Tribune publiée par Emmanuel Combe, Les Echos, 1/10/2013.

La question des horaires et jours d’ouverture des magasins constitue à l’évidence un point de blocage et de clivage depuis des décennies dans notre pays, chaque camp avançant ses propres arguments, au demeurant tous légitimes.

D’un côté, les opposants à une extension des heures d’ouverture au-delà de 21heures et le dimanche souhaitent une application stricte des textes en vigueur, très malthusiens. Nous y trouvons certains syndicats comme FO ou la CGT invoquant leur crainte de voir les salariés de la semaine et de jour soumis demain au chantage du travail dominical ou nocturne. Nous trouvons aussi la mouvance chrétienne qui estime que la personne humaine ne saurait se réduire à la seule figure du consommateur et du travailleur.

A l’opposé, les défenseurs de l’ouverture appellent de leurs vœux un assouplissement de la loi, laissant à chacun – entreprises comme salariés – le libre choix de se déterminer : après tout, il n’est pas certain que toutes les enseignes souhaitent ouvrir le dimanche ou le soir.

Nous y trouvons la majorité des salariés travaillant déjà en nocturne ou le dimanche et qui invoquent les substantiels gains de pouvoir d’achat et d’emplois résultant d’une rémunération plus avantageuse.  Nous trouvons également les consommateurs, parisiens comme touristes : les premiers, surbookés, ne trouvent plus le temps de faire, hormis l’alimentaire, leurs courses en semaine et la journée, et se rabattent…sur Internet, ouvert 24 heures sur 24 et toute la semaine ainsi que sur les quelques zones commerciales de la périphérie parisienne ouvertes le dimanche, littéralement prises d’assaut.
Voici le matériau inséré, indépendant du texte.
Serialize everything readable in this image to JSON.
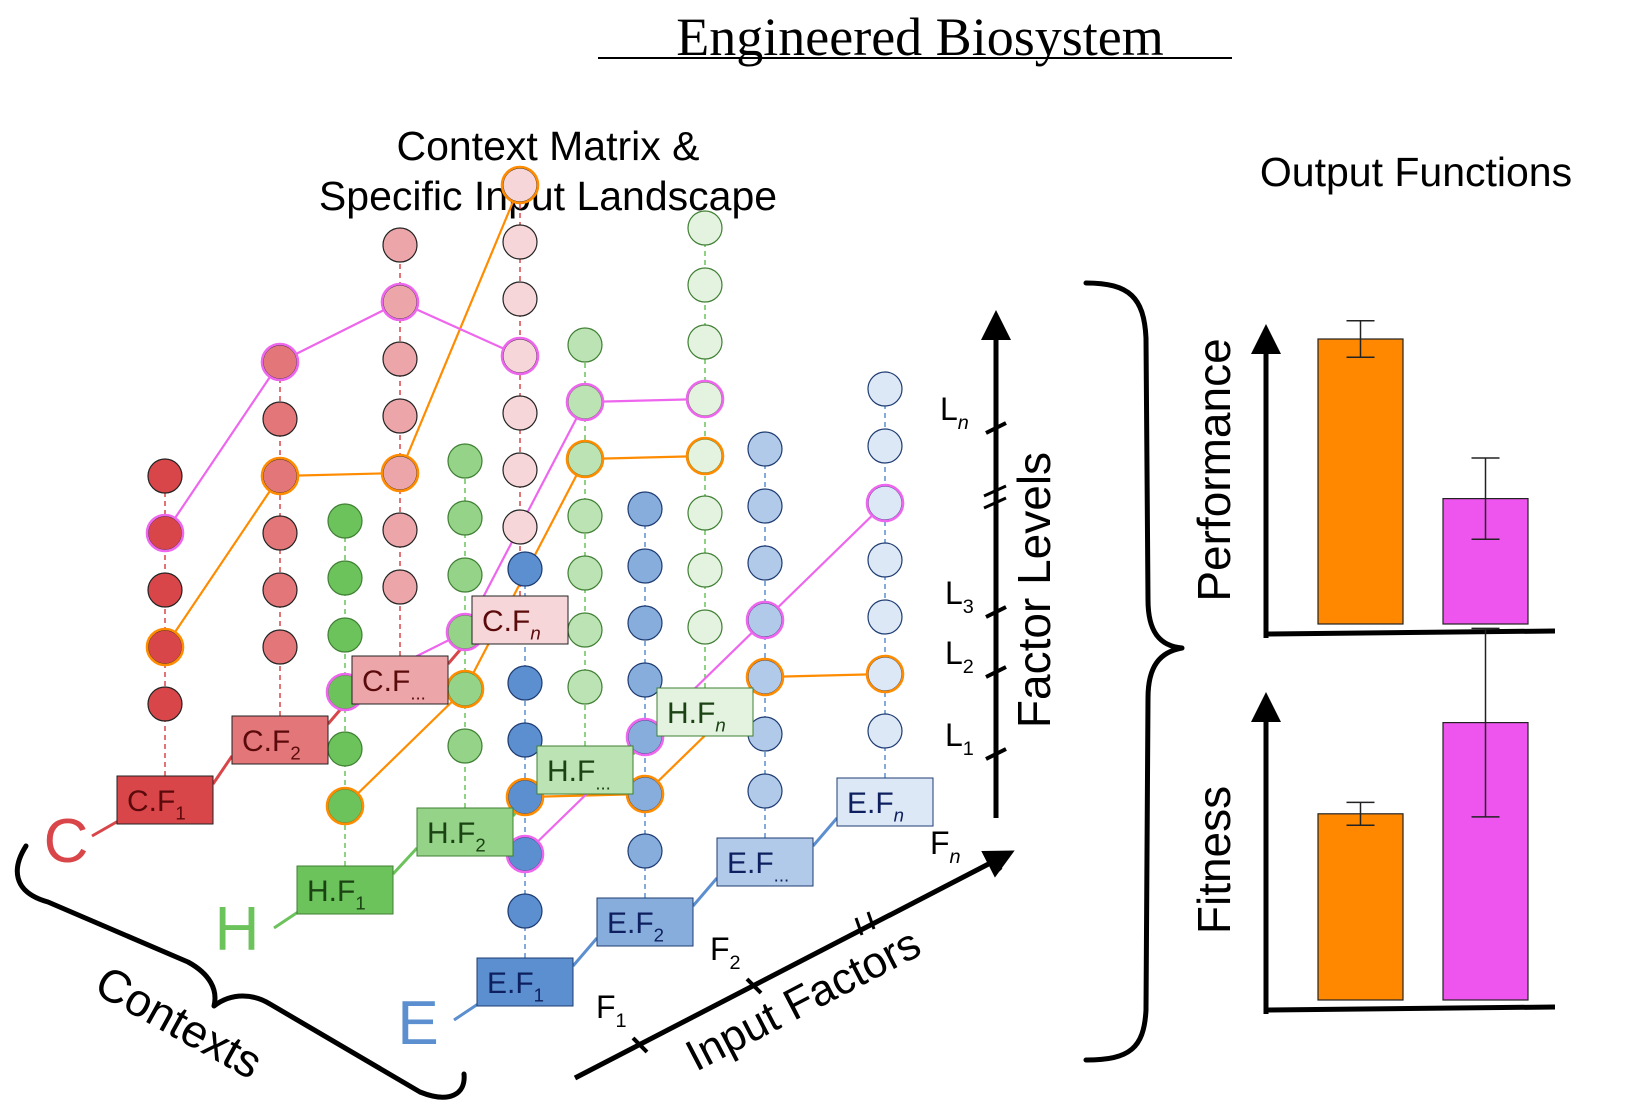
{
  "title": "Engineered Biosystem",
  "heading_left_line1": "Context Matrix &",
  "heading_left_line2": "Specific Input Landscape",
  "heading_right": "Output Functions",
  "contexts_label": "Contexts",
  "input_factors_label": "Input Factors",
  "factor_levels_label": "Factor Levels",
  "contexts": [
    {
      "letter": "C",
      "color": "#d9464a",
      "box_fill": "#d9565a",
      "text_color": "#5a0a0a",
      "box_labels": [
        {
          "main": "C.F",
          "sub": "1"
        },
        {
          "main": "C.F",
          "sub": "2"
        },
        {
          "main": "C.F",
          "sub": "..."
        },
        {
          "main": "C.F",
          "sub": "n",
          "italic": true
        }
      ]
    },
    {
      "letter": "H",
      "color": "#6cc35c",
      "box_fill": "#71c462",
      "text_color": "#1a4212",
      "box_labels": [
        {
          "main": "H.F",
          "sub": "1"
        },
        {
          "main": "H.F",
          "sub": "2"
        },
        {
          "main": "H.F",
          "sub": "..."
        },
        {
          "main": "H.F",
          "sub": "n",
          "italic": true
        }
      ]
    },
    {
      "letter": "E",
      "color": "#5b8fcf",
      "box_fill": "#5b8fd2",
      "text_color": "#0d1f5e",
      "box_labels": [
        {
          "main": "E.F",
          "sub": "1"
        },
        {
          "main": "E.F",
          "sub": "2"
        },
        {
          "main": "E.F",
          "sub": "..."
        },
        {
          "main": "E.F",
          "sub": "n",
          "italic": true
        }
      ]
    }
  ],
  "input_factor_ticks": [
    {
      "main": "F",
      "sub": "1"
    },
    {
      "main": "F",
      "sub": "2"
    },
    {
      "main": "F",
      "sub": "n",
      "italic": true
    }
  ],
  "factor_level_ticks": [
    {
      "main": "L",
      "sub": "1"
    },
    {
      "main": "L",
      "sub": "2"
    },
    {
      "main": "L",
      "sub": "3"
    },
    {
      "main": "L",
      "sub": "n",
      "italic": true
    }
  ],
  "series_colors": {
    "orange": "#ff8c00",
    "magenta": "#ee66ee"
  },
  "chart_data": [
    {
      "type": "bar",
      "ylabel": "Performance",
      "categories": [
        "orange",
        "magenta"
      ],
      "values": [
        0.75,
        0.33
      ],
      "errors": [
        0.048,
        0.107
      ],
      "colors": [
        "#ff8800",
        "#ee55ee"
      ]
    },
    {
      "type": "bar",
      "ylabel": "Fitness",
      "categories": [
        "orange",
        "magenta"
      ],
      "values": [
        0.49,
        0.73
      ],
      "errors": [
        0.03,
        0.248
      ],
      "colors": [
        "#ff8800",
        "#ee55ee"
      ]
    }
  ]
}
De l’autre, les nombreux touristes étrangers, qui aimeraient non seulement visiter nos musées et monuments mais aussi faire l’expérience nocturne et dominicale du shopping à Paris. Il en résulte pour les enseignes une perte nette de chiffre d’affaires et d’opportunités commerciales, les achats manqués ne se reportant pas sur les autres jours et les autres horaires; ainsi, dans le cas du bricolage, la fermeture dominicale conduirait à une baisse des ventes de 20 % et à des destructions d’emplois, faute de report.

Face à ces positions largement irréconciliables, les responsables politiques ont toujours choisi la voie du statu quo ou de la demi-mesure. Les inflexions de la loi ont consisté pour l’essentiel  à multiplier les exemptions au fil du temps et au gré des lobbys, conduisant à une situation pour le moins étrange et discriminatoire : certains types d’enseigne, comme les jardineries ou les magasins d’ameublement, ont le droit d’ouvrir le dimanche, tandis que cette possibilité est refusée aux magasins de bricolage.

Certaines zones jugées « touristiques » ou « d’usage commercial exceptionnel » sont autorisées à ouvrir le dimanche, lorsque d’autres ne le peuvent pas : ainsi, à Paris, la zone Haussmann ou l’avenue Montaigne, qui accueillent pourtant les plus grandes marques de luxe et magasins de prêt-à-porter d’Europe, restent fermées le dimanche, tandis que le quartier du Marais a le droit d’être ouvert.

 

Comment sortir de l’impasse ? Nous proposons deux mesures. En premier lieu, sanctuariser l’extension de l’ouverture dominicale et des horaires nocturnes à la seule région parisienne. Cette mesure repose sur un constat objectif : la spécificité du mode de vie des Parisiens, qui plébiscitent largement un assouplissement, et l’importance de la clientèle touristique. Cette mesure évite toute discrimination selon les types de commerces ; elle est simple à mettre en œuvre et préserve le reste de notre pays de toute crainte d’extension.

En second lieu, affectons les emplois dominicaux et nocturnes prioritairement aux étudiants, sur la base d’un temps partiel.

Cette mesure évite tout risque de travail contraint, imposé aux salariés contre leur gré. Plus fondamentalement, une telle décision permettrait à notre jeunesse, si souvent délaissée par les politiques de l’emploi, d’établir un premier contact avec le monde du travail, sans chevauchement temporel avec le temps des études. Bref, une mesure gagnant-gagnant, qui donnerait plus de liberté et d’opportunités aux uns sans rien enlever aux autres.

 

Emmanuel Combe est vice-président de l’Autorité de la concurrence et professeur affilié à ESCP Europe. Il est l’auteur de Pouvoir d’achat : une politique, Les vertus cachées du low-cost aérien. Il est également co-auteur avec Jean-Louis Mucchielli de La compétitivité par la qualité.